Given that the UAW/GM deal barely passed, overall (65% or so for, from memory), the pessimism and bad feeling setting in is a fairly bad sign (I think), concerning the ultimate prospects. The factories voting differ somewhat, though – specifically in terms of the future expectations of workers.

… 14 of 21 factories … have no future products to make after the current product life cycle or the life of the new contract. Seven were to get future products.

… McDonaugh, who favors the contract, said the vote was better than expected because the Newark plant is slated to be closed by the company. He was appalled at locals voting down the agreement at plants with future product guarantees and accused dissidents of spreading misinformation.

Many “noncore” workers at his plant thought their pay would be cut in half to around $14 per hour under the new contract, but McDonaugh said that isn’t true.

“The language states, no current seniority worker will be assigned entry-level wages even if they are classified in non-core jobs,” McDonaugh said. “They will be on the fork trucks, handling the material and working in the tool stores until they retire, quit or die,” he said.

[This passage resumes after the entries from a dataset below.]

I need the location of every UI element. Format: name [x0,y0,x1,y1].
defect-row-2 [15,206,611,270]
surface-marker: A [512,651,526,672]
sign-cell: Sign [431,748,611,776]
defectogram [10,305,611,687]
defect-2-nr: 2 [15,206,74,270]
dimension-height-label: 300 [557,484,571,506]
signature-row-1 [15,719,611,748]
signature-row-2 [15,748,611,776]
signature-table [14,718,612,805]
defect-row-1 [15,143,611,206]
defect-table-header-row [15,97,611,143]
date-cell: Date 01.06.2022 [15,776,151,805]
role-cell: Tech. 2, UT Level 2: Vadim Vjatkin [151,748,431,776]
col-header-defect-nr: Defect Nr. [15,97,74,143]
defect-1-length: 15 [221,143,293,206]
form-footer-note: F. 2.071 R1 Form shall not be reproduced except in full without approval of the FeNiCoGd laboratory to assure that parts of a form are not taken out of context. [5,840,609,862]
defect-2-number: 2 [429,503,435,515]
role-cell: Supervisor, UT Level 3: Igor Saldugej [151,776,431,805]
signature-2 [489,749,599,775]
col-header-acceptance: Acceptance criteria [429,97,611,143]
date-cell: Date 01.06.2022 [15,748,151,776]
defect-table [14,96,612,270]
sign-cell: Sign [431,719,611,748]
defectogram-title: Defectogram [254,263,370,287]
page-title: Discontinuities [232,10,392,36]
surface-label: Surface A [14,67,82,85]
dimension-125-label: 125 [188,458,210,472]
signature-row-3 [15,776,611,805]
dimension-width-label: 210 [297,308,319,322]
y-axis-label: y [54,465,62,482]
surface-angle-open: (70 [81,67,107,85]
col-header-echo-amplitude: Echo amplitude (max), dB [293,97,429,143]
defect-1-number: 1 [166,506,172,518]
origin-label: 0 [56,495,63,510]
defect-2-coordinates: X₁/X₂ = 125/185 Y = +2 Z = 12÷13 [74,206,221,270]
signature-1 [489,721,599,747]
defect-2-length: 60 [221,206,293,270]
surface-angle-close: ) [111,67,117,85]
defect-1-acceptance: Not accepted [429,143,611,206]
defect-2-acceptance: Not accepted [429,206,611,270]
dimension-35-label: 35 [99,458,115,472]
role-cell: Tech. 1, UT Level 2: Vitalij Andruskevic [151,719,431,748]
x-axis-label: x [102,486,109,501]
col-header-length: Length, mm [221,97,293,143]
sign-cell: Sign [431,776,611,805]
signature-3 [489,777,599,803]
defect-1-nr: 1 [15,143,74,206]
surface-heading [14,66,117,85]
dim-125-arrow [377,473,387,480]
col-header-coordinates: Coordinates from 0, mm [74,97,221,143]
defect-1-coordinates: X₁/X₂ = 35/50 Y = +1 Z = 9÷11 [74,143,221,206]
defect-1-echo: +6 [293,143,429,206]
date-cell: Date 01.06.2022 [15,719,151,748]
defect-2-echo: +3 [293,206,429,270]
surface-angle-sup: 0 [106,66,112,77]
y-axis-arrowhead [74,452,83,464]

One can see a problem asking a plant set for closure to vote on a new contract. However, this is still a workers’ union – is there solidarity or is there not? Surely the UAW can reasonably expect it. Given the high risk of the two-tiered workforce driving big splits in unionised labour, the smooth functioning of the workforce (the power of collective bargaining when it’s only half of the collective), to see bitter votes pushing towards the first failure of ratification in a couple of decades (and maybe it’s about time?) can hardly raise smiles in union offices.

There is also the voting itself – is a majority of members, or of plants, required? Reading the AP story, it seems that their success stories come from substantially smaller plants than those at which the ratification is failing.